Technology laws must be updated to protect kids

Want to draw a picture or play a game and have your name, phone number, email address and even your exact geographic location sent to software companies and advertisers?

Yeah, there’s an app for that.

The Federal Trade Commission is currently looking into applications, or “apps,” for mobile devices that do exactly that. The kicker though? These apps are specifically geared toward children using tablets, phones and MP3 players.

The staff of the FTC randomly chose 200 apps from carrier stores by typing in the word “kids.” About 60 percent of those apps, once downloaded onto a phone, transmitted the device information to software companies, data brokers and advertising networks, which compile consumer information to develop marketing campaigns.

But a device ID, unique to the exact mobile device you are using, is a pathway to even more information. More than a dozen of those randomly selected apps retrieved the exact geographic location of the device.

“It’s not hypothetical that this information was shared,” Jessica Rich, associate director of the FTC’s financial practices division, told The Associated Press.

Now remember, these apps are specifically designed for and used by children.

According to the FTC report “mobile apps can siphon data to ‘invisible and unknown’ third parties that could be used to develop a detailed profile of a child without a parent’s knowledge or consent.”

Only about 20 percent of these apps had any privacy disclosures, and even then, the disclosures were inadequate. And most of them linked to social networks like Facebook, Twitter and Pinterest, which should not be available to a child under the age of 13.

And in this test sampling, just 200 out of the thousands and thousands of apps out there geared toward children, one such game had banner ads across the bottom of the screen advertising “1000s of Sexy Singles.”

And it’s an audience catered to children.

Parenting experts used to recommend that computers be kept in common living areas so that parents could monitor their child’s Internet usage. But these days, everyone carries a computer around in their pocket or backpack as smartphones and tablets have evolved.

Are these companies violating privacy rights of children? Maybe. Is this unethical, unfair, deceptive or illegal behavior? The FTC plans to make that determination.
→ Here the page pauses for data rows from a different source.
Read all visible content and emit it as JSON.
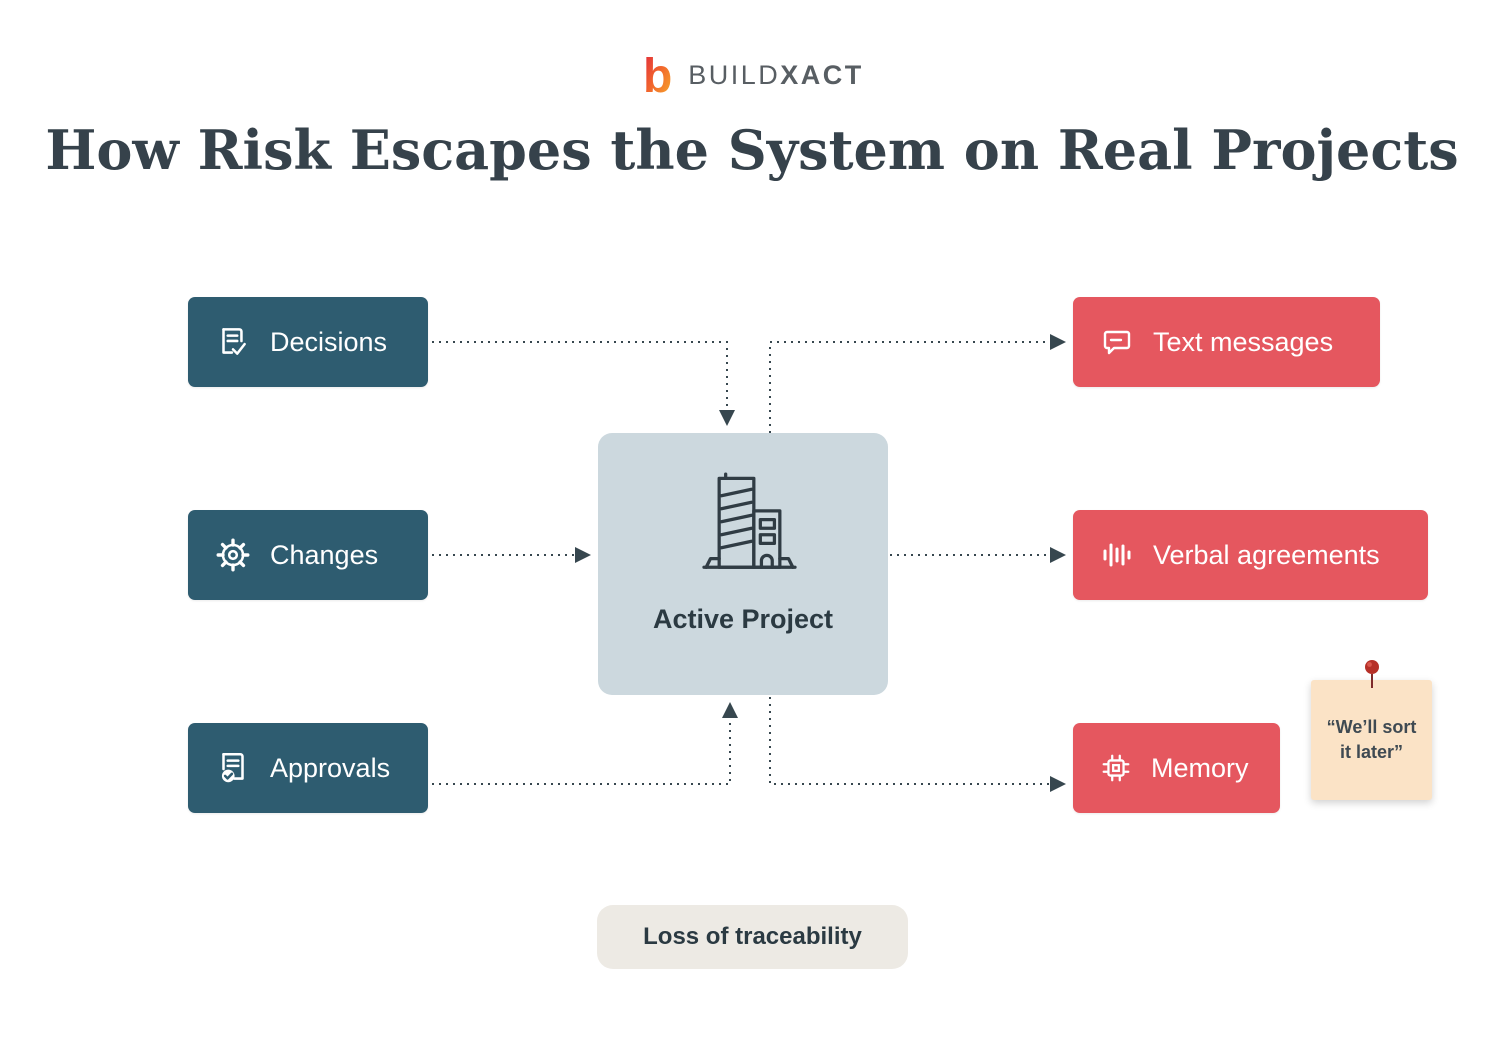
{
  "header": {
    "brand": {
      "icon": "buildxact-b-icon",
      "build": "BUILD",
      "xact": "XACT"
    },
    "title": "How Risk Escapes the System on Real Projects"
  },
  "diagram": {
    "left_nodes": [
      {
        "label": "Decisions",
        "icon": "document-check-icon"
      },
      {
        "label": "Changes",
        "icon": "gear-icon"
      },
      {
        "label": "Approvals",
        "icon": "document-approval-icon"
      }
    ],
    "center_node": {
      "label": "Active Project",
      "icon": "building-icon"
    },
    "right_nodes": [
      {
        "label": "Text messages",
        "icon": "chat-bubble-icon"
      },
      {
        "label": "Verbal agreements",
        "icon": "waveform-icon"
      },
      {
        "label": "Memory",
        "icon": "memory-chip-icon"
      }
    ],
    "sticky_note": {
      "line1": "“We’ll sort",
      "line2": "it later”",
      "icon": "pushpin-icon"
    },
    "caption": "Loss of traceability"
  },
  "colors": {
    "left_node_bg": "#2e5c70",
    "right_node_bg": "#e5575f",
    "center_node_bg": "#ccd8de",
    "sticky_note_bg": "#fbe3c6",
    "caption_bg": "#edeae4",
    "title_text": "#36424b",
    "arrow": "#37474f",
    "brand_text": "#585e63"
  }
}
Right now, the FTC wants to overhaul the 1998 Children’s Online Privacy Protection Act, which would have even stronger safeguards for children under the age of 13. It’s probably the right move. Technology developed last year is outdated. Think about laws that govern technology and how outdated they must be after 14 years.

Laws have to keep up with technology. There is no way to write an expansive law to protect the rights and privacy of children today for tomorrow’s technology. Laws have to regularly be reviewed, updated and current.

Technology is measured by months. In March, Apple and Google had 880,000 apps available for mobile devices. Today, there are 1.4 million. That’s 1.4 million reasons why we need to think about protecting the privacy of our children.